When and how to raise your GoHighLevel prices
- Raise when you're at capacity. Full calendar and a waitlist is the market telling you the price is wrong. Believe it.
- New clients first. Quote the new rate to every new prospect immediately; there's zero risk to money you haven't met.
- Existing clients with notice and a reason. Sixty days' warning, paired with a visible addition — an AI answering agent, a reactivation campaign. Frame: "the package is growing, and so is the price."
- Grandfather with a deadline, not forever. "Your rate holds through year-end" rewards loyalty without freezing your ceiling permanently.
- Let the bottom churn. If the price rise loses the client who paid the least and complained the most, the raise worked twice.
Pricing anti-patterns that keep GHL agencies broke
- Hourly billing. Hourly punishes you for being fast and caps your income at your calendar. A snapshot deployment that takes 30 minutes and makes the client $10,000 is not a 30-minute invoice. Sell outcomes, price packages.
- The unlimited-everything retainer. "Unlimited changes, unlimited support, $397/month" is a business model with one exit. Note that even fulfillment providers who sell "unlimited" publish queue mechanics under the hood — and we deliberately don't sell that model at all: GHL Ops prices in monthly hour blocks at $9–$12/hour so scope and cost stay visible. Unlimited scope needs structure or it's a slow bankruptcy; our structure is documented on the FAQ page.

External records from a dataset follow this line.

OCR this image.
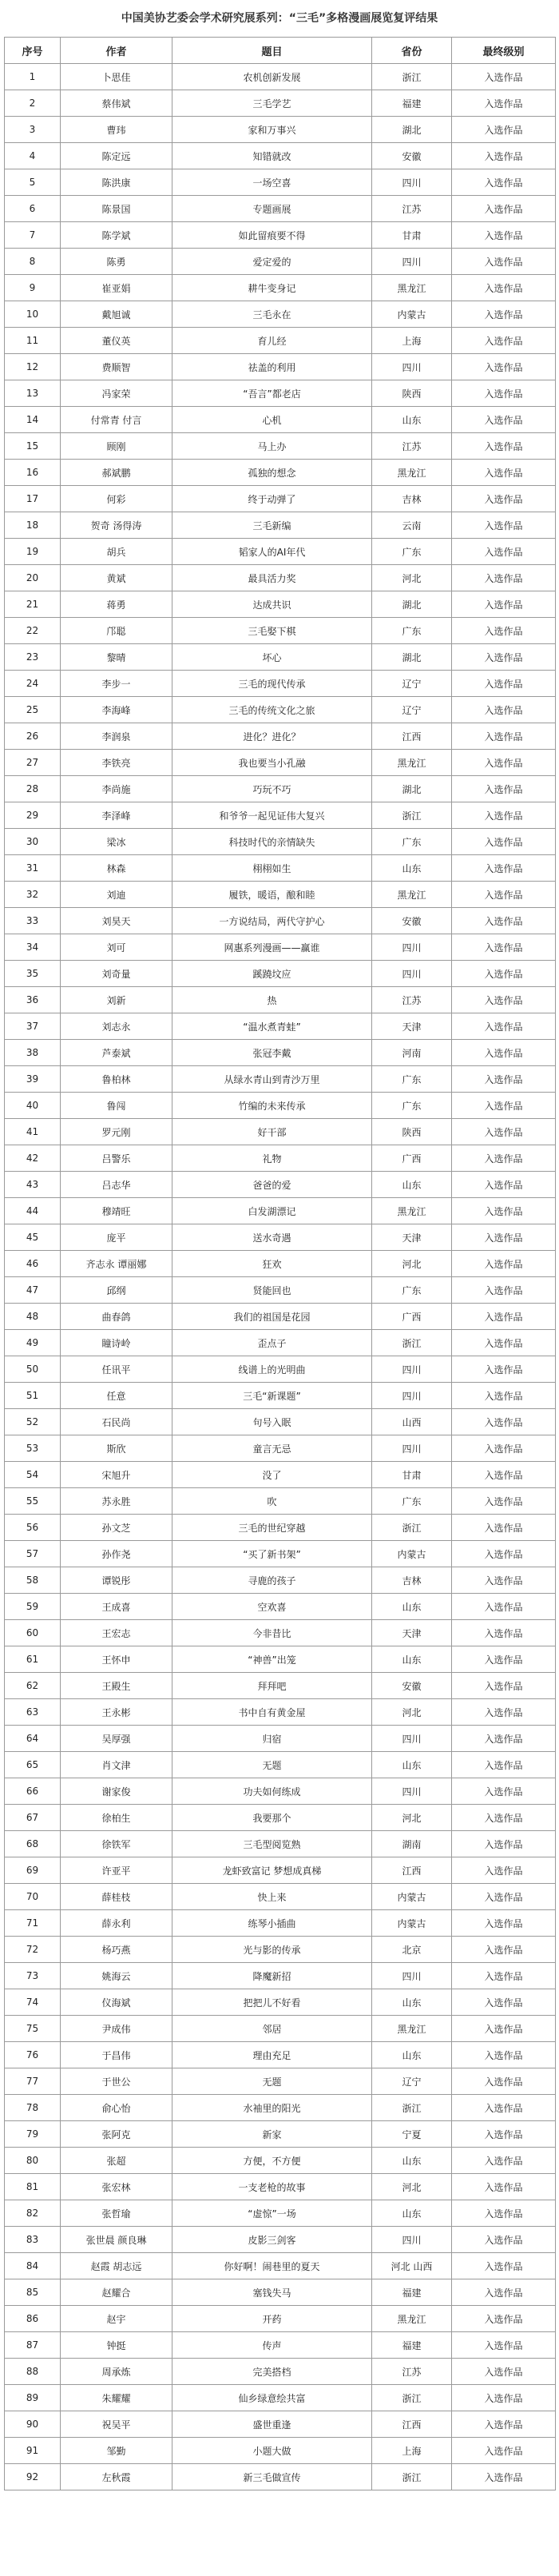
中国美协艺委会学术研究展系列：“三毛”多格漫画展览复评结果
序号	作者	题目	省份	最终级别
1	卜思佳	农机创新发展	浙江	入选作品
2	蔡伟斌	三毛学艺	福建	入选作品
3	曹玮	家和万事兴	湖北	入选作品
4	陈定远	知错就改	安徽	入选作品
5	陈洪康	一场空喜	四川	入选作品
6	陈景国	专题画展	江苏	入选作品
7	陈学斌	如此留痕要不得	甘肃	入选作品
8	陈勇	爱定爱的	四川	入选作品
9	崔亚娟	耕牛变身记	黑龙江	入选作品
10	戴旭诚	三毛永在	内蒙古	入选作品
11	董仪英	育儿经	上海	入选作品
12	费顺智	祛盖的利用	四川	入选作品
13	冯家荣	“吾言”都老店	陕西	入选作品
14	付常青 付言	心机	山东	入选作品
15	顾刚	马上办	江苏	入选作品
16	郝斌鹏	孤独的想念	黑龙江	入选作品
17	何彩	终于动弹了	吉林	入选作品
18	贺奇 汤得涛	三毛新编	云南	入选作品
19	胡兵	韬家人的AI年代	广东	入选作品
20	黄斌	最具活力奖	河北	入选作品
21	蒋勇	达成共识	湖北	入选作品
22	邝聪	三毛娶下棋	广东	入选作品
23	黎晴	坏心	湖北	入选作品
24	李步一	三毛的现代传承	辽宁	入选作品
25	李海峰	三毛的传统文化之旅	辽宁	入选作品
26	李润泉	进化？进化？	江西	入选作品
27	李铁亮	我也要当小孔融	黑龙江	入选作品
28	李尚施	巧玩不巧	湖北	入选作品
29	李泽峰	和爷爷一起见证伟大复兴	浙江	入选作品
30	梁冰	科技时代的亲情缺失	广东	入选作品
31	林森	栩栩如生	山东	入选作品
32	刘迪	履铁，暖语，酿和睦	黑龙江	入选作品
33	刘昊天	一方说结局，两代守护心	安徽	入选作品
34	刘可	网惠系列漫画——赢谁	四川	入选作品
35	刘奇量	蹊蹺坟应	四川	入选作品
36	刘新	热	江苏	入选作品
37	刘志永	“温水煮青蛙”	天津	入选作品
38	芦泰斌	张冠李戴	河南	入选作品
39	鲁柏林	从绿水青山到青沙万里	广东	入选作品
40	鲁闯	竹编的未来传承	广东	入选作品
41	罗元刚	好干部	陕西	入选作品
42	吕警乐	礼物	广西	入选作品
43	吕志华	爸爸的爱	山东	入选作品
44	穆靖旺	白发湖漂记	黑龙江	入选作品
45	庞平	送水奇遇	天津	入选作品
46	齐志永 谭丽娜	狂欢	河北	入选作品
47	邱纲	贤能回也	广东	入选作品
48	曲春鸽	我们的祖国是花园	广西	入选作品
49	瞳诗岭	歪点子	浙江	入选作品
50	任讯平	线谱上的光明曲	四川	入选作品
51	任意	三毛“新课题”	四川	入选作品
52	石民尚	句号入眠	山西	入选作品
53	斯欣	童言无忌	四川	入选作品
54	宋旭升	没了	甘肃	入选作品
55	苏永胜	吹	广东	入选作品
56	孙文芝	三毛的世纪穿越	浙江	入选作品
57	孙作尧	“买了新书架”	内蒙古	入选作品
58	谭锐彤	寻鹿的孩子	吉林	入选作品
59	王成喜	空欢喜	山东	入选作品
60	王宏志	今非昔比	天津	入选作品
61	王怀申	“神兽”出笼	山东	入选作品
62	王殿生	拜拜吧	安徽	入选作品
63	王永彬	书中自有黄金屋	河北	入选作品
64	吴厚强	归宿	四川	入选作品
65	肖文津	无题	山东	入选作品
66	谢家俊	功夫如何练成	四川	入选作品
67	徐柏生	我要那个	河北	入选作品
68	徐铁军	三毛型阅览熟	湖南	入选作品
69	许亚平	龙虾致富记 梦想成真梯	江西	入选作品
70	薛桂枝	快上来	内蒙古	入选作品
71	薛永利	练琴小插曲	内蒙古	入选作品
72	杨巧燕	光与影的传承	北京	入选作品
73	姚海云	降魔新招	四川	入选作品
74	仪海斌	把把儿不好看	山东	入选作品
75	尹成伟	邻居	黑龙江	入选作品
76	于昌伟	理由充足	山东	入选作品
77	于世公	无题	辽宁	入选作品
78	俞心怡	水袖里的阳光	浙江	入选作品
79	张阿克	新家	宁夏	入选作品
80	张超	方便，不方便	山东	入选作品
81	张宏林	一支老枪的故事	河北	入选作品
82	张哲瑜	“虚惊”一场	山东	入选作品
83	张世晨 颜良琳	皮影三剑客	四川	入选作品
84	赵霞 胡志远	你好啊！闹巷里的夏天	河北 山西	入选作品
85	赵耀合	塞钱失马	福建	入选作品
86	赵宇	开药	黑龙江	入选作品
87	钟挺	传声	福建	入选作品
88	周承炼	完美搭档	江苏	入选作品
89	朱耀耀	仙乡绿意绘共富	浙江	入选作品
90	祝吴平	盛世重逢	江西	入选作品
91	邹勤	小题大做	上海	入选作品
92	左秋霞	新三毛做宣传	浙江	入选作品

- Underpricing setup. Covered above. The market says $1,000–$4,000+. "Free" is not a strategy; it's a donation.
- Pricing from your costs instead of their outcome. A med-spa client whose average customer is worth thousands does not care that the software's wholesale cost is low. Price against the appointment you recovered, not the tool you configured.
- One-price-fits-all. A single tier forfeits the upsell path and forces premium prospects to buy a basic package. Three tiers, always.
Every anti-pattern on this list gets easier to escape when delivery is a fixed cost instead of your own weekends — which is the entire argument for a white-label fulfillment team under the hood, and the growth sequence in how to scale a GoHighLevel agency.
FAQ: GoHighLevel agency pricing
How much should I charge for GoHighLevel services?
Charge $297–$497/month for a basic package — CRM setup, pipelines, booking calendar, missed-call text-back and core automations — and $1,000–$2,500/month in premium niches like med-spas, legal and home services where the package includes ad management. Add a setup fee; standalone full setups sell for $1,000–$4,000+.
What is a typical GHL agency retainer?
The typical 2026 range is $297–$497/month for basic CRM-and-automation packages, rising to $1,000–$2,500/month for premium niche packages with ads. Most healthy agencies run three tiers so clients self-select, with AI answering and booking as the differentiator between the basic and premium lanes.
Should I charge a setup fee?
Yes. Full GoHighLevel setups command $1,000–$4,000+ as standalone projects, so bundling setup free devalues real work, attracts uncommitted clients, and leaves you underwater if a client churns early. Charge the fee; if you need a promotional lever, discount it for longer commitments rather than removing it.
How do agencies make money with GoHighLevel?
Three stacked models: monthly service retainers ($297–$2,500 depending on tier and niche), one-time project fees for setups, funnels and migrations ($1,000–$4,000+ for full builds), and SaaS mode — reselling white-labeled GHL as subscription software. Margin comes from keeping delivery costs predictable, for example $4,970 in retainers against a $1,000/month fulfillment plan (100 hours at $10/hour), roughly 80% gross margin.